The recent excitement surrounding artificial intelligence (AI) in health care underscores the importance of physician engagement with new technologies. Future clinicians must develop a strong understanding of data science (DS) to further enhance patient care. However, DS remains largely absent from medical school curricula, even though it is recognized as vital by medical students and residents alike. Here, we evaluate the current DS landscape in medical education and illustrate its impact in medicine through examples in pathology classification and sepsis detection. We also explore reasons for the exclusion of DS and propose solutions to integrate it into existing medical education frameworks.

Keywords: Data science, Medical education, Evidence-based medicine, Clinical informatics

Introduction

As the excitement surrounding artificial intelligence (AI)–powered large language models (LLMs)—most notably the public release of OpenAI’s ChatGPT in November 2022—continues to grow, health care systems are moving swiftly to understand the transformative impact that these technologies will have on patient care, research, and the education of future clinicians [1]. AI-based LLMs make use of many techniques from the field of data science (DS), a broad discipline focused on curating, analyzing, and deriving meaning from vast heterogeneous datasets. DS presents a holistic approach to data analysis by combining principles from domains such as statistics, mathematics, AI, and machine learning (ML) [2]. Like medicine, DS is concerned with gleaning actionable insights from noisy and diverse sources of information. Perhaps unsurprisingly, then, it is becoming increasingly evident that a comprehensive understanding of DS will be vital for physicians navigating the digital future of medicine.

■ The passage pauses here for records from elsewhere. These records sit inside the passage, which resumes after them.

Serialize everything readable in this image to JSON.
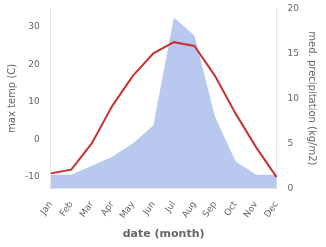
{
  "chart_data": {
    "type": "line",
    "xlabel": "date (month)",
    "ylabel": "max temp (C)",
    "y2label": "med. precipitation (kg/m2)",
    "categories": [
      "Jan",
      "Feb",
      "Mar",
      "Apr",
      "May",
      "Jun",
      "Jul",
      "Aug",
      "Sep",
      "Oct",
      "Nov",
      "Dec"
    ],
    "series": [
      {
        "type": "area",
        "axis": "y2",
        "color": "#b8c8ee",
        "values": [
          1.5,
          1.5,
          2.5,
          3.5,
          5,
          7,
          19,
          17,
          8,
          3,
          1.5,
          1.5
        ]
      },
      {
        "type": "line",
        "color": "#c83232",
        "values": [
          -9,
          -8,
          -1,
          9,
          17,
          23,
          26,
          25,
          17,
          7,
          -2,
          -10
        ]
      }
    ],
    "ylim": [
      -13,
      35
    ],
    "yticks": [
      -10,
      0,
      10,
      20,
      30
    ],
    "y2lim": [
      0,
      20
    ],
    "y2ticks": [
      0,
      5,
      10,
      15,
      20
    ],
    "grid": false
  }
}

As the amount of available digitized health data continues to increase, the prevalence of DS in medicine may be quantified by observing the amount of medical research employing DS methods over time. A PubMed search with “data science” as the Title/Abstract term shows that there has been a surge in the number of papers that include DS published from 2012 to 2023, indicating a sustained interest in the development of new health care–related DS methodologies (Fig. 1). Publications with “machine learning” or “artificial intelligence” as the Title/Abstract terms show a similar increase over the last 11 years, and as a reference, the number of publications related to medical education has increased at a much slower rate over the same period. Further, a combined search using the Title/Abstract terms “data science” and “medical education” between 2012 and 2023 yielded only 17 publications, indicating that the promise of DS in clinical practice has yet to be realized.

Fig. 1.

Fig. 1

Published papers in the past 11 years as listed on the US National Library of Medicine (PubMed) using “artificial intelligence,” “data science,” “machine learning,” and “medical education” as Title/Abstract terms. The actual user queries were: (i) “artificial intelligence” [Title/Abstract] and (“2012/01/01”[PDAT]: “2023/12/31”[PDAT]); (ii) “data science” [Title/Abstract] and (“2012/01/01”[PDAT]: “2023/12/31”[PDAT]); (iii) “machine learning” [Title/Abstract] and (“2012/01/01”[PDAT]: “2023/12/31”[PDAT]); and (iv) “medical education” [Title/Abstract] and (“2012/01/01”[PDAT]: “2023/12/31”[PDAT])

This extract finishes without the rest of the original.